1972年創立の弊社は、翌年に建物、トンネルキルン、炉上乾燥装置、
成形設備を竣工し、植木鉢を中心とする信楽焼製品の操業を始めた。

以来約30年間にわたり活躍した、24時間焼成の全長80mのトンネル
キルン窯(レンガ数約27万丁)を、本日より取壊すことになった。

見納めに窯の中を歩く。ライトアップした窯は、壊すのがもったい
ほどしっかりしている。窯の火を止めたのは2006年11月のことだっ
た。今日初めて窯の存在を知る社員がいて、時代の流れを感じる。

新米、水、塩、清酒、榊をお供えする。榊立ては、もちろん我が社
で焼いた花瓶だ。

午前11時、新宮神社の宮司さんにお祓いをしていただく。
社員一同、それぞれの思いを胸に、お別れの儀式に立ち会った。

今は家業の料理屋を継いだ若杉さんも、夜勤で寝坊してよくトンネ
ル窯内の台車を脱線させたせいか、感慨深く思っているらしい。

午後1時には解体業者が来て、配管装置をはずす作業が始まった。

窯のあった場所には、屋外に積んである植木鉢を運び込む。
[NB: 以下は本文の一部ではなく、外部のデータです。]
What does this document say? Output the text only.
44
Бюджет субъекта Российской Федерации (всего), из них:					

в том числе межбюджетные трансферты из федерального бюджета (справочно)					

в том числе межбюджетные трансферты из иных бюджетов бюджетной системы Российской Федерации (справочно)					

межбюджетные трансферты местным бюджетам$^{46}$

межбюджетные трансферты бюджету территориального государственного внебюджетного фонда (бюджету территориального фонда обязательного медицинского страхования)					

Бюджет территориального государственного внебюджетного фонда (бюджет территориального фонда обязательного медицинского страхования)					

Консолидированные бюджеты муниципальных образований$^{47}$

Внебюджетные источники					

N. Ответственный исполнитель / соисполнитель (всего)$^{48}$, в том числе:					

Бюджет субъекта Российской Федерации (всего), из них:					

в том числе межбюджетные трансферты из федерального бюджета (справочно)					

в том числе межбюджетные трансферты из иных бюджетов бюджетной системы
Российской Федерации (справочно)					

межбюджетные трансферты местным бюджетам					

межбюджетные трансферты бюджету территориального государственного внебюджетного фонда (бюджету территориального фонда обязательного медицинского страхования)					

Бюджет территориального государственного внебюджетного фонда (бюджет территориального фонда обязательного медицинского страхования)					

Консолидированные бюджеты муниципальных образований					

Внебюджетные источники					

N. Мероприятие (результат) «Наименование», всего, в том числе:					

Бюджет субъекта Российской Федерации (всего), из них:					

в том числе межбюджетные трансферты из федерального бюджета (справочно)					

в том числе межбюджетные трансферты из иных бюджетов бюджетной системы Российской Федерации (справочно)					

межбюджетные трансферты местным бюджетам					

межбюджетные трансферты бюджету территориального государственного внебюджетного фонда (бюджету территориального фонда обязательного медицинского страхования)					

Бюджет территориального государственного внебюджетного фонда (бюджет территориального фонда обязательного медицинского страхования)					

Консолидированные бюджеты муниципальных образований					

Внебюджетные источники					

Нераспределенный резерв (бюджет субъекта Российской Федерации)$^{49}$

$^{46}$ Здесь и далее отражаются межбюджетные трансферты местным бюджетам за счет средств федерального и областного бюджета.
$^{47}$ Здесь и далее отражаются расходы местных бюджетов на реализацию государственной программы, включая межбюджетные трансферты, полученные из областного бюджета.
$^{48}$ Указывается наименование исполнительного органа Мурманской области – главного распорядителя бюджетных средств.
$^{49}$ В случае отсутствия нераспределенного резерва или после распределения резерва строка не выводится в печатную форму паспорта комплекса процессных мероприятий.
外に出
すほどの在庫を作ってはいけない。


就業後は、梅田へ向かった。ビルボード大阪でファラオ・サンダー
スを聴くのだ。新しくなった大阪駅は初めてで戸惑う。大学生の次
男も大阪は不案内なので、落ち合うのに少々時間を費やした。

71歳のファラオはよたよたと歩きながらステージに上がったが、演
奏しだすと力強く、合間に話す声はまだまだ若々しい。

最後の演奏の終わりがとても印象的だった。まるでアフリカの大地
に陽が沈むような、遠く彼方へ去っていくような感覚がした。